Southeastern Section–56th Annual Meeting (29–30 March 2007)

Paper No. 2
Presentation Time: 8:20 AM

THE EVOLUTION OF A TEACHER'S TEACHING OF EVOLUTION


HAMILTON, Francis, Blanche School, 1699 Ardmore Hwy, Taft, TN 38488, fhamilton@lcdoe.org

A handful of experiences helped me change into a teacher integrating evolution into many areas of my science curriculum. My second teaching year exposed me to teaching evolution to middle schoolers; a novice, I restricted “teaching” to definitions and reading from my text. I actually taught evolution for the first time (my third year) when it became a larger curriculum component. It was receive so poorly I found myself apologizing, referring to evolution as “just a theory”, which was the wrong approach. By my fifth year, two influencing events occurred. The Bible Club Sponsor's son was in my sixth grade class so I purposely moved up the evolution lecture when I discovered she would be substituting.
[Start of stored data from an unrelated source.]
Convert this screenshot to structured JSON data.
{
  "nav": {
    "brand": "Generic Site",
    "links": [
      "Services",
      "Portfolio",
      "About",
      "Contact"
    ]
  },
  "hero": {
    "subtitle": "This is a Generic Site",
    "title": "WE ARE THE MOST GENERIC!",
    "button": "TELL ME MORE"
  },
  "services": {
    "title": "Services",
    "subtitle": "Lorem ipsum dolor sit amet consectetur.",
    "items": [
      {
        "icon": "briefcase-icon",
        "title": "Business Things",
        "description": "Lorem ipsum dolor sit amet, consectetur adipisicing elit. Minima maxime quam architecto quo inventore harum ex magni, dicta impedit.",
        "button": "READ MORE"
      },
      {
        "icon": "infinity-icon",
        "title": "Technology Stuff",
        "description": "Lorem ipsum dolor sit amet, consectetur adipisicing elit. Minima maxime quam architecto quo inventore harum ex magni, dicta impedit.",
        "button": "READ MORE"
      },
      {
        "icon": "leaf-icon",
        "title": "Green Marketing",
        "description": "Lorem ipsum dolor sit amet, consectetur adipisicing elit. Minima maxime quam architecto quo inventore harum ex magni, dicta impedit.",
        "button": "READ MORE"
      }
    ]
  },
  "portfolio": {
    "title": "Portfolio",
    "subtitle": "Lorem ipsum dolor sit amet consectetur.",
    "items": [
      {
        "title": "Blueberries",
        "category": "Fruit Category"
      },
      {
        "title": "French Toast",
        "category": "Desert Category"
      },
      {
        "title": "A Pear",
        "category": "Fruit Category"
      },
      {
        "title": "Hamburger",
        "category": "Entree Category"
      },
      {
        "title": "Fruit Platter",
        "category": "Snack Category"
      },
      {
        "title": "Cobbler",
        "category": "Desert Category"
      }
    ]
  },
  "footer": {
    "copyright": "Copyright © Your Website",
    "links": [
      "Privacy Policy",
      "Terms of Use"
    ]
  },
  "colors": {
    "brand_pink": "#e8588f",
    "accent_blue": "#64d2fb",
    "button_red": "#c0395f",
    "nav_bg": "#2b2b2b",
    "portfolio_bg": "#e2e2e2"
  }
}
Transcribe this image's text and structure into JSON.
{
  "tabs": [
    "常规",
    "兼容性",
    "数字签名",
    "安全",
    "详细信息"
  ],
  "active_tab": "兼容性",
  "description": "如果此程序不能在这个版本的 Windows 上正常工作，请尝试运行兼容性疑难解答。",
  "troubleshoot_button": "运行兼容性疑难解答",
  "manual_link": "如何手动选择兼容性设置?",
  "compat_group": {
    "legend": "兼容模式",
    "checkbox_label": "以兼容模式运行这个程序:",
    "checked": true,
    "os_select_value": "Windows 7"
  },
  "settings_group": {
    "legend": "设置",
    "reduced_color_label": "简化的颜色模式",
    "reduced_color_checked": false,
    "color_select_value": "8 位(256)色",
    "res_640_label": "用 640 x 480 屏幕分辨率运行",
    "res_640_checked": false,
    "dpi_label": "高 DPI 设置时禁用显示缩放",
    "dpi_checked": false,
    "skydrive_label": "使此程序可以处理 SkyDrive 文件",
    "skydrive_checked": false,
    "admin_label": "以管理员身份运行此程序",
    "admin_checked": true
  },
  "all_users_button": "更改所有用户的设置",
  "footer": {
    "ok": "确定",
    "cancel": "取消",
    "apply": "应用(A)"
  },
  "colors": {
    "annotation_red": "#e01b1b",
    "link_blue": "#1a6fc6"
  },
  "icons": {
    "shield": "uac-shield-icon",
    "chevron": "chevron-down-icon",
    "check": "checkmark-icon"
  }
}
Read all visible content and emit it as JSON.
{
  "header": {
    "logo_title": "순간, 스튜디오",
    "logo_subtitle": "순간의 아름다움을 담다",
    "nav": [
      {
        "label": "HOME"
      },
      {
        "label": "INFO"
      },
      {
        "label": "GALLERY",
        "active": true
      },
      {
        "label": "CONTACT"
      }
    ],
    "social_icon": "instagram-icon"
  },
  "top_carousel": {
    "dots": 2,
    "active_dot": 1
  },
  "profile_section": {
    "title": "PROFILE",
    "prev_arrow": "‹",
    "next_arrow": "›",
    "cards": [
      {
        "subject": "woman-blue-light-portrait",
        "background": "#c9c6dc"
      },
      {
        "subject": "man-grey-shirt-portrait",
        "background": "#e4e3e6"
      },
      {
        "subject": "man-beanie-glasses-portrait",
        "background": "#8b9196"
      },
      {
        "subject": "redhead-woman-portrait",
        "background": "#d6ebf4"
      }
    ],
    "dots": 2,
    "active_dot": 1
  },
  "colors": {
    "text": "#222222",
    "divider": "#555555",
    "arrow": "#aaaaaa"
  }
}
I was initially encouraged when she told me she liked the way I handled the class, but I later realized that I did not handle it very well because I used “It's only a theory” to avoid confrontation. Also, a mother of another student sent me a video tape as a Christmas present that contained “proof” that evolution was wrong. I was the only middle school teacher to receive a copy of the tape. In my sixth year, a student wore a t-shirt to school that read “Darwin was wrong” with a picture of monkeys on it! These events were discouraging. In my seventh year groups had to defend why they put various fossils where they had to place them in a rock strata. One of the groups said that they did not believe in fossils or dinosaurs. By the time we finished the unit, they understood that fossil are evidence supporting the theory of evolution. I was able to deal with this situation more effectively due to summer development training through UT Martin's IMEGS program, which emphasized that theory does not mean a “guess” in the world of science. Now in my eighth year I feel more confident than ever because of the knowledge I have gained the past two years of summer training specifically focusing on this issue. My approach is more organized; first laying the foundation of biodiversity and similarities in organisms. We talk about how awful it would be for people to think that science is not important or dismiss the work without properly understanding it. I have come to understand that teaching evolution is not reading about it in the textbook, it is integrated throughout the curriculum.